Like Warhol, Julia in some ways delighted in people’s misunderstanding of her. She spun fabulous tales about her lavish wedding in Miková that played into perceptions of Rusyns as backwards country folk. Even in the photo on her American interim passport, there’s a twinkle of mischief in her eye. The book characterizes her as at times neurotic and flighty but at others exuberant and warm. She charmed everyone from her Pittsburgh neighbors to her son’s New York scenesters.

Unraveling Warhol’s History

Within the book, there are tidbits of Pittsburgh history readers will find illuminating, too. One that stood out to me was that the Soho Public Baths building on Fifth Avenue on the way to the Birmingham Bridge, now abandoned, was a bathing house for the immigrant workers like the Warholas who didn’t have indoor plumbing. As I read, it came up for me that Julia’s support of her son’s’ creativity is something worth celebrating. More young people from immigrant families in Pittsburgh need that support. Arts education programs like The Andy Warhol Museum’s Pop District initiative aim to make Pittsburgh a place where the next Warhol might thrive.

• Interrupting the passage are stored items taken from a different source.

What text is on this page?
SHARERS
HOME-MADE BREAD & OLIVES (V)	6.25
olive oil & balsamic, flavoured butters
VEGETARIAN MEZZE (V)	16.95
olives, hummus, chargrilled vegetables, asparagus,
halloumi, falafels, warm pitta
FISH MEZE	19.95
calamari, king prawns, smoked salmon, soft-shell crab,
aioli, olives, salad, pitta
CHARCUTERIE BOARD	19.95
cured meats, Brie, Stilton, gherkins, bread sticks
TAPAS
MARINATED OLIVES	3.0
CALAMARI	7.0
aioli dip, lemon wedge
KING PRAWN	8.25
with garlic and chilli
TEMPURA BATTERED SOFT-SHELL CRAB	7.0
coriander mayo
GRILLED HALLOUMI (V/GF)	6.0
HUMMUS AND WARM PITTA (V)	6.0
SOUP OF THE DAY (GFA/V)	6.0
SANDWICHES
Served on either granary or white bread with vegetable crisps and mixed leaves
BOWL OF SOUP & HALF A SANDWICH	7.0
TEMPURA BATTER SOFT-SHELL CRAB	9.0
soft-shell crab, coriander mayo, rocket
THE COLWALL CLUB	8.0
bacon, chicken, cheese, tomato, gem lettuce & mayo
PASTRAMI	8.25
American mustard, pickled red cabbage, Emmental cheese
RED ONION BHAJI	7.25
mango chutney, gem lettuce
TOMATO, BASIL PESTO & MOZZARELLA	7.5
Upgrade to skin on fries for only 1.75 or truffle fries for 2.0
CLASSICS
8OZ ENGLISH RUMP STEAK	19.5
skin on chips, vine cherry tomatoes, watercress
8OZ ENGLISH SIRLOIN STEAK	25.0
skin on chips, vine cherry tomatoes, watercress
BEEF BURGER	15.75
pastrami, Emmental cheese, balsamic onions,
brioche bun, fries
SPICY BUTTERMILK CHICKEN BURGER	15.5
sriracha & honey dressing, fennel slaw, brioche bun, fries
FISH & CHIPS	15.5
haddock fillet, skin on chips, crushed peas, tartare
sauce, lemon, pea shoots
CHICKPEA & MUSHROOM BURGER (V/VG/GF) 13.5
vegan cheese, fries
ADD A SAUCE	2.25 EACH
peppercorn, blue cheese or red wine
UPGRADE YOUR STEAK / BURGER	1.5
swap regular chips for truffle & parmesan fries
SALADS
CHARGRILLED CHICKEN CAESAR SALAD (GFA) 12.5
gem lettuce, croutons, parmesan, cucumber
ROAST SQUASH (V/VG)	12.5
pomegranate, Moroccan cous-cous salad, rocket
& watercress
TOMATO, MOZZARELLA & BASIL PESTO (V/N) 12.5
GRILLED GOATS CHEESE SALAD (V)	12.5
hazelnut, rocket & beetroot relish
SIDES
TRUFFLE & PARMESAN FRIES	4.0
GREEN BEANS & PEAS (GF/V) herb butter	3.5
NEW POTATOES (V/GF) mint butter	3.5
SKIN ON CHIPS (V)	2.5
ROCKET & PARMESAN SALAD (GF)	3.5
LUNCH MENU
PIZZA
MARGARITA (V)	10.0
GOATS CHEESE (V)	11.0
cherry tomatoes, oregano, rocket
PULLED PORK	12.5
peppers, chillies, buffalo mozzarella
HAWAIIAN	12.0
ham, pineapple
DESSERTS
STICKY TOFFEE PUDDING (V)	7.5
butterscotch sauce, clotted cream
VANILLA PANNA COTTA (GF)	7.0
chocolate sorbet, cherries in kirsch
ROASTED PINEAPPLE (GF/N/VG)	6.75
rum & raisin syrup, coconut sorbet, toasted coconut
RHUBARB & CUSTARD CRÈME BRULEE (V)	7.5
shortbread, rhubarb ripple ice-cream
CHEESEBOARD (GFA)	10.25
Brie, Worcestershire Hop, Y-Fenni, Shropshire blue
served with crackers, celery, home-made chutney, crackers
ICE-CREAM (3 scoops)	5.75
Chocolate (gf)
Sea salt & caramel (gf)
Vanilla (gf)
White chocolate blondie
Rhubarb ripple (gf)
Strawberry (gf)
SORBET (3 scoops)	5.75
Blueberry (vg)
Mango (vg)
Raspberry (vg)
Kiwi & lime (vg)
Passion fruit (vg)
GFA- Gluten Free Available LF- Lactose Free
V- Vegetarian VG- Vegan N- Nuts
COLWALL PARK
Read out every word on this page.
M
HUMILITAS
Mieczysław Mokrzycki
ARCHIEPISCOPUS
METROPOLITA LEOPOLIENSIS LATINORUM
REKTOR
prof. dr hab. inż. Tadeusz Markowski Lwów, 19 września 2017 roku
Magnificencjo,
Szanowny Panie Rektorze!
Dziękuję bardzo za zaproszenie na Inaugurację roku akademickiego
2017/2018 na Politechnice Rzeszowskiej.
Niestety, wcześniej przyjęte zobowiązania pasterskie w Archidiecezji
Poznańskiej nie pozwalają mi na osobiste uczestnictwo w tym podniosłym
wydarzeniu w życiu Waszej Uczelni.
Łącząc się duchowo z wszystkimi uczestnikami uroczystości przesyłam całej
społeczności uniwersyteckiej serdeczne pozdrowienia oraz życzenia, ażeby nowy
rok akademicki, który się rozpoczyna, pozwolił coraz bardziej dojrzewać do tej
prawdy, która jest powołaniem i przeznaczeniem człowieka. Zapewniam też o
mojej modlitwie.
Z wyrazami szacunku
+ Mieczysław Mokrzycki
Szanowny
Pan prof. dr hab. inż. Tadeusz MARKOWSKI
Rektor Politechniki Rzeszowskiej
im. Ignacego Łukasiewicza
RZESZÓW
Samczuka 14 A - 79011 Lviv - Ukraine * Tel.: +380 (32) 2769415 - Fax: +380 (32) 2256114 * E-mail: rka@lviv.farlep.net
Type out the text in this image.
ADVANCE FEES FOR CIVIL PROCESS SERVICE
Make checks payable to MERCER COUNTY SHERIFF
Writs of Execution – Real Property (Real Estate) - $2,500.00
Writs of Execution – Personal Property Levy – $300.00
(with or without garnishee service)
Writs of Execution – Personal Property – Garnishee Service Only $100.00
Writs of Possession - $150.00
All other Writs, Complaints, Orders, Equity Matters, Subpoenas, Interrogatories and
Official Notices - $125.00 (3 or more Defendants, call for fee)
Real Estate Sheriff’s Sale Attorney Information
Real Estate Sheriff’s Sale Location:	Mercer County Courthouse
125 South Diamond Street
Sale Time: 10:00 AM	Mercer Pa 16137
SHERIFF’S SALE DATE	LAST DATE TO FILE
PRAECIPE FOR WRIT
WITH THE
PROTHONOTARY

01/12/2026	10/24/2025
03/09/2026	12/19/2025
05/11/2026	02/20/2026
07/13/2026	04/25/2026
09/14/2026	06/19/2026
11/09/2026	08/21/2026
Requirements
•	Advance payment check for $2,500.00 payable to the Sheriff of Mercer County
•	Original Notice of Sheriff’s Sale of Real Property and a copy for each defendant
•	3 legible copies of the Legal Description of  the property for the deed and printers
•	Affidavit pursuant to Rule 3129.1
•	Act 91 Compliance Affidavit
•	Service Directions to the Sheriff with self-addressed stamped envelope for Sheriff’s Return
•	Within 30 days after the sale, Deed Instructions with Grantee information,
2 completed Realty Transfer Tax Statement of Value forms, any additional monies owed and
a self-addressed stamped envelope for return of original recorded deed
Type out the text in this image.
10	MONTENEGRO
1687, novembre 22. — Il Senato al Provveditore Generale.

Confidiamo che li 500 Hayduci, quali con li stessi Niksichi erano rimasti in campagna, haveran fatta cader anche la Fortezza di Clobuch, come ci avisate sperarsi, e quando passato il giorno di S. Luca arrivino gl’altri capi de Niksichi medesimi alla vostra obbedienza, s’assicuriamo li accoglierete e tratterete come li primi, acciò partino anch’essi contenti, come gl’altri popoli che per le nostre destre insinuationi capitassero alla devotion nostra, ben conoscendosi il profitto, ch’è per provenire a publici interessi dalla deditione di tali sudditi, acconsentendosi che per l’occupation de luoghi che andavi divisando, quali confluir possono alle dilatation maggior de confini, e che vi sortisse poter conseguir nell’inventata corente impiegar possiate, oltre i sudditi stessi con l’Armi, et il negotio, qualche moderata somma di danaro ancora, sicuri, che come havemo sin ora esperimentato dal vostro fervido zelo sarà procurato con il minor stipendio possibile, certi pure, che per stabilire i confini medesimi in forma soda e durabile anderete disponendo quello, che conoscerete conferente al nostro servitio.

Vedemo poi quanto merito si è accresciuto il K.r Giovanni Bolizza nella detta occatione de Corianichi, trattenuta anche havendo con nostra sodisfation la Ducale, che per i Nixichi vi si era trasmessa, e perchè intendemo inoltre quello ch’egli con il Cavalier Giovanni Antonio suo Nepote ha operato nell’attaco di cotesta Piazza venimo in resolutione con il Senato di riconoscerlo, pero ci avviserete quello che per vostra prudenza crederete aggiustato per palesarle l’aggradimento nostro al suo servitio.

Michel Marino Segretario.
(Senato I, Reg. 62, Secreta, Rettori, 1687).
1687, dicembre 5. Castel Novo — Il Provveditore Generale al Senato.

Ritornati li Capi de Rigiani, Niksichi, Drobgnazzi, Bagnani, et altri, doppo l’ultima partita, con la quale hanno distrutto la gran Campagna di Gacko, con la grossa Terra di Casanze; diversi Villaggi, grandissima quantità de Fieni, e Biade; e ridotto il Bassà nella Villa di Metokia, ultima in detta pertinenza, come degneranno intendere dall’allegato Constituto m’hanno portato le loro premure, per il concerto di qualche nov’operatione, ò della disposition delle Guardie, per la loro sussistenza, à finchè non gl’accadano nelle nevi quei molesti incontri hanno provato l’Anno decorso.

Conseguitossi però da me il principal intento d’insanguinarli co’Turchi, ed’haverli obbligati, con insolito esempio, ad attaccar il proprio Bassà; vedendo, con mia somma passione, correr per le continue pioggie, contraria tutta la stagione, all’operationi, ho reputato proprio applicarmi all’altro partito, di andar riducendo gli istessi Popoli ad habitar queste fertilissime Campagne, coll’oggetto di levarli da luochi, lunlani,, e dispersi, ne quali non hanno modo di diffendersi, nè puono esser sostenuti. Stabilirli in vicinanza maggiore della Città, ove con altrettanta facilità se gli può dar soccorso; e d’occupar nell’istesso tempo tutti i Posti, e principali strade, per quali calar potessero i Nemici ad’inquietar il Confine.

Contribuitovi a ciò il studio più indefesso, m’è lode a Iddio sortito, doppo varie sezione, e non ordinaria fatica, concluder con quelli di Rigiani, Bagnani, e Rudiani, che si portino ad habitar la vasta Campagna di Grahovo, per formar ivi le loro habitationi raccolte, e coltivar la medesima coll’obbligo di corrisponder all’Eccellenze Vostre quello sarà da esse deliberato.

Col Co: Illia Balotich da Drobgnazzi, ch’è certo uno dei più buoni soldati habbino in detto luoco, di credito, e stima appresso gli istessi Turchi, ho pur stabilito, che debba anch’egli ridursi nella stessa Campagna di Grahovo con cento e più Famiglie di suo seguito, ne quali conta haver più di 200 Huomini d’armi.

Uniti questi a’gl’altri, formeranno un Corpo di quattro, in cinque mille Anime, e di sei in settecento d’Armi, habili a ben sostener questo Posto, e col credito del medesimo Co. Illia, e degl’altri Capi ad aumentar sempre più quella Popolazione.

Warhol once remarked to biographer John Perrault “The book should be about my mother. She’s so-o-o interesting.” Rusinko has fulfilled that wish. But like Andy, Julia resisted easy categorization. Her life isn’t quite the turn-of-the-century ideal of the American Dream where the streets are paved with gold. Nor is it the woeful story of the genius woman artist flattened by patriarchy. Julia Warhola’s story is all her own. If there is a call to action within Andy Warhol’s Mother, it is to think more deeply about our own histories and to approach our ancestors with curiosity.